AgentSkillsCN

Code Review

审查代码质量、设计模式与最佳实践

SKILL.md
--- frontmatter
type: skill
name: Code Review
description: Review code quality, patterns, and best practices
skillSlug: code-review
phases: [R, V]
generated: 2026-01-20
status: filled
scaffoldVersion: "2.0.0"

Code Review Skill

When to Use

Use this skill when:

  • Reviewing code changes before merge
  • Ensuring code quality and consistency
  • Validating security practices
  • Checking performance considerations
  • Verifying adherence to project patterns

Code Review Guidelines

Python Style

  • PEP 8 Compliance: Follow Python style guide
  • Function Naming: snake_case for functions (extract_text_from_pdf)
  • Constants: UPPER_CASE for constants (DB_NAME, ROOT_DIR)
  • Imports: Standard library, third-party, local (grouped)

Code Patterns in Project

Database Operations Pattern

python
# Pattern: Always use parameterized queries
cursor.execute("SELECT * FROM documents WHERE filepath = ?", (abs_path,))

Error Handling Pattern

python
# Pattern: Try-except with specific error messages
try:
    text = extract_text_from_pdf(full_path)
except Exception as e:
    print(f"Erro ao processar {file}: {e}")
    errors += 1
    continue

Function Documentation Pattern

python
# Pattern: Portuguese docstrings
def classify_document(filename, filepath):
    """Classifica o documento baseado no nome do arquivo e caminho."""

Code Quality Checks

1. Security

  • SQL Injection: All queries use parameterized statements
  • Path Traversal: Validate file paths before processing
  • Input Validation: Validate user inputs in search functions
  • Error Messages: Don't expose sensitive information

Example from codebase:

python
# ✅ Good: Parameterized query
cursor.execute("SELECT id FROM documents WHERE filepath = ?", (abs_path,))

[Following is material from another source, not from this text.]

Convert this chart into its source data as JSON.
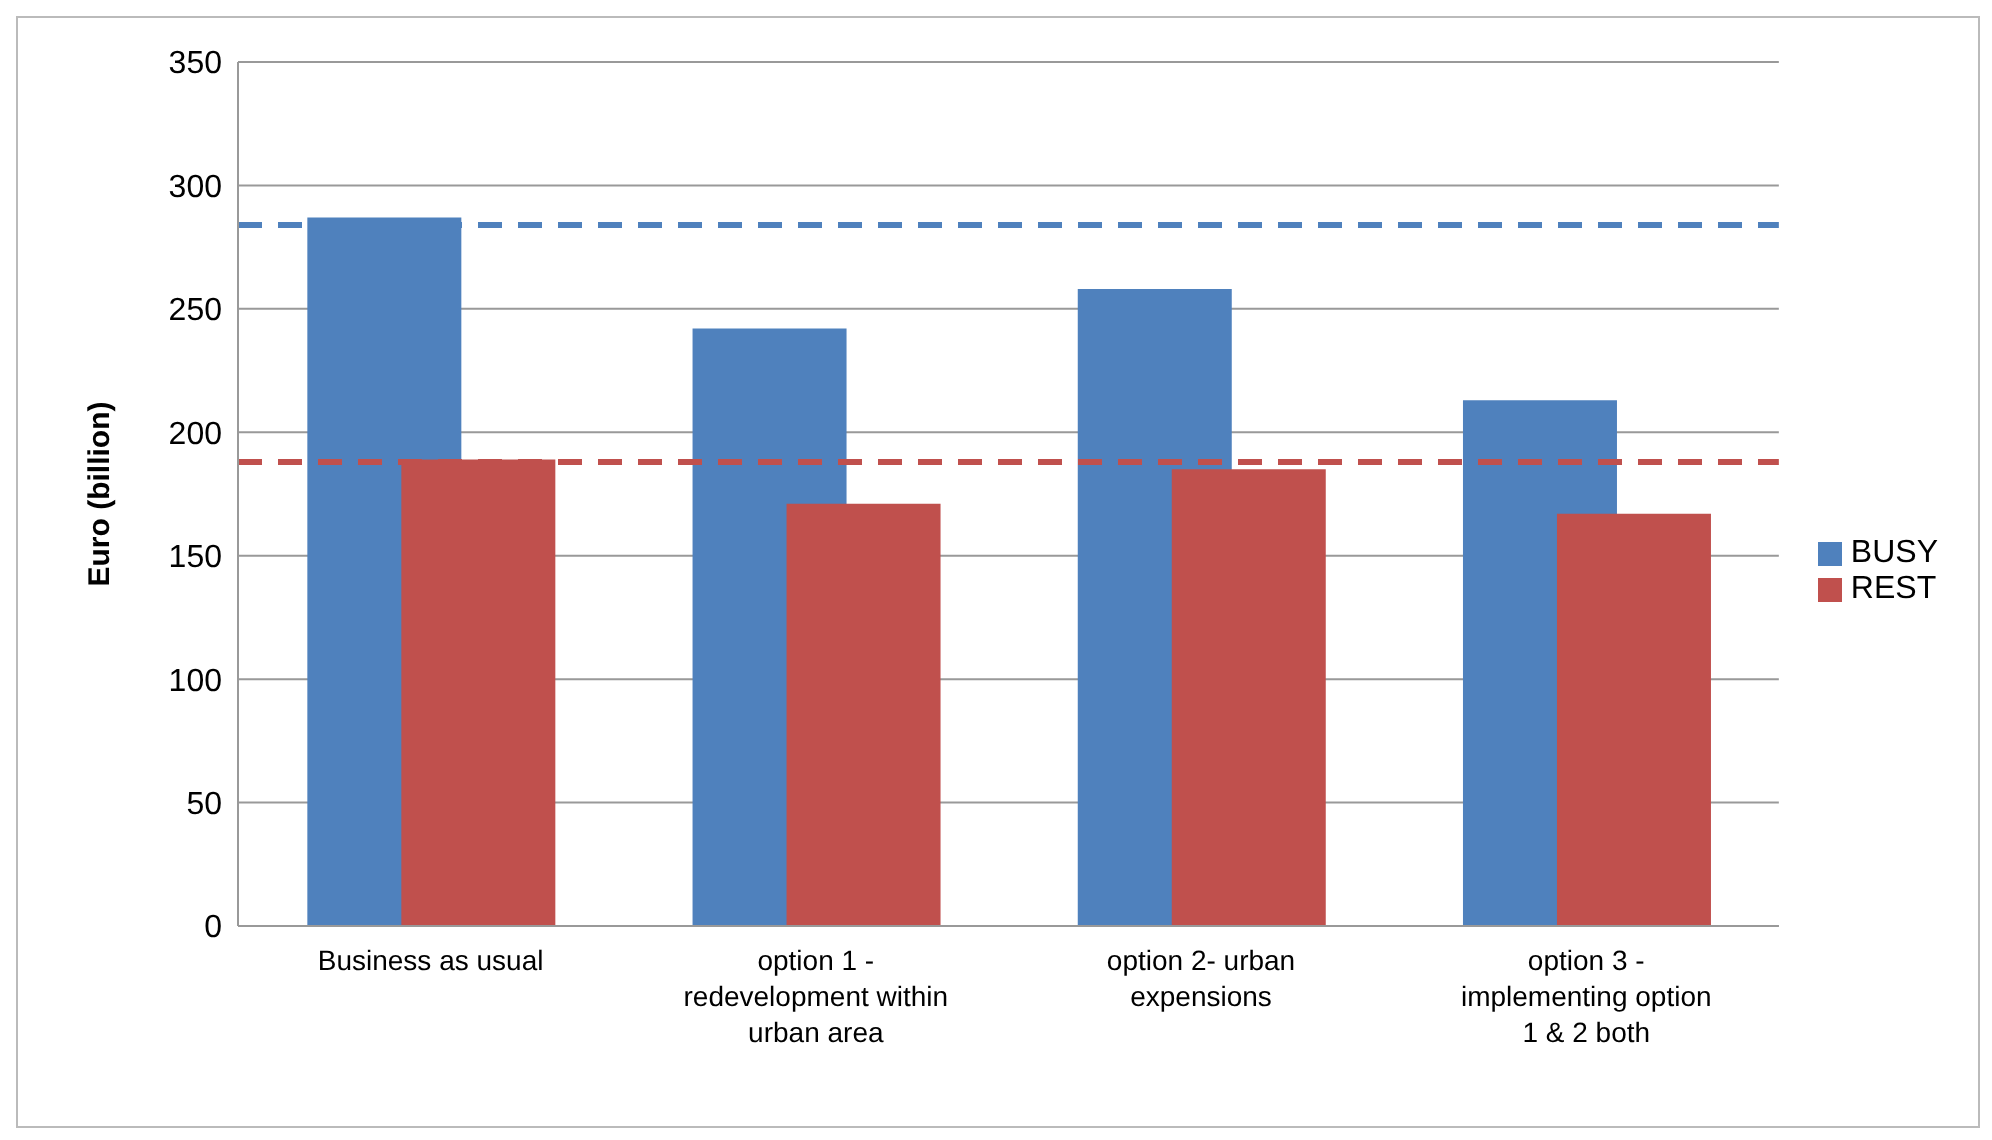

# ❌ Bad: String formatting (vulnerable)
cursor.execute(f"SELECT id FROM documents WHERE filepath = '{abs_path}'")

2. Performance

  • Database Indexes: Verify indexes exist for common queries
  • FTS5 Usage: Proper use of full-text search
  • Lazy Loading: Don't load entire PDFs into memory unnecessarily
  • Incremental Processing: Skip already processed files

Checkpoints:

  • Indexes created for filtered columns
  • FTS5 queries optimized
  • File operations efficient
  • Memory usage reasonable

3. Error Handling

  • Graceful Degradation: System works even if OCR unavailable
  • Clear Error Messages: Portuguese error messages with context
  • Error Recovery: Continue processing other files on failure
  • Logging: Important operations logged

Pattern from codebase:

python
try:
    # Try primary method
    text = extract_text_from_pdf_direct(pdf)
except Exception as e:
    # Fallback method
    text = extract_text_from_pdf_ocr(pdf)

4. Code Organization

  • Single Responsibility: Functions do one thing
  • DRY Principle: Don't repeat code
  • Clear Naming: Functions and variables self-documenting
  • Module Structure: Logical grouping of functions

Common Patterns to Review

PDF Processing Pattern

python
# Pattern: Try direct extraction, fallback to OCR
text, stats = extract_text_from_pdf(filepath)
if not text or len(text.strip()) < MIN_TEXT_LENGTH:
    # Use OCR or handle error

Database Transaction Pattern

python
# Pattern: Commit after successful operations
cursor.execute("INSERT INTO ...")
conn.commit()

Classification Pattern

python
# Pattern: Regex-based classification with fallbacks
contract_match = re.search(r'tne_ju_com_\d{4}-\d{2}', filename_lower)
contract_number = contract_match.group(0).upper() if contract_match else None

Style Checklist

  • PEP 8 compliant
  • Portuguese docstrings for functions
  • Descriptive variable names
  • Constants at module level
  • Proper import organization
  • No hardcoded values (use constants)
  • Consistent indentation (4 spaces)

Security Checklist

  • SQL queries use parameterized statements
  • File paths validated/sanitized
  • User inputs validated
  • Error messages don't expose internals
  • Sensitive data handled securely

Performance Checklist

  • Database indexes appropriate
  • FTS5 queries optimized
  • File operations efficient
  • Memory usage reasonable
  • Unnecessary operations avoided

Documentation Checklist

  • Functions have docstrings
  • Complex logic has comments
  • README.md updated if needed
  • Examples match implementation

Review Focus Areas

For indexer.py:

  • PDF extraction logic
  • OCR fallback implementation
  • Classification regex patterns
  • Database schema creation
  • Metric collection

For search.py:

  • FTS5 query construction
  • Filter parameter handling
  • CSV export logic
  • Result formatting

For organize.py:

  • SQL aggregation queries
  • Report generation
  • Data formatting

Examples from Codebase

Good Pattern - Error Handling

python
try:
    text, stats = extract_text_from_pdf(full_path)
except Exception as e:
    print(f"   ❌ Erro ao processar {file}: {e}")
    errors += 1
    save_extraction_metrics(cursor, None, {}, 0, success=False, error_message=str(e))
    continue

Good Pattern - Validation

python
if not text or len(text.strip()) < MIN_TEXT_LENGTH:
    print(f"   ❌ Sem texto extraível ou muito curto ({len(text) if text else 0} chars)")
    errors += 1
    continue

Anti-Patterns to Avoid

  • ❌ String formatting in SQL queries
  • ❌ Silent failures (always log errors)
  • ❌ Hardcoded file paths
  • ❌ Missing error handling
  • ❌ Inefficient database queries
  • ❌ Memory-intensive operations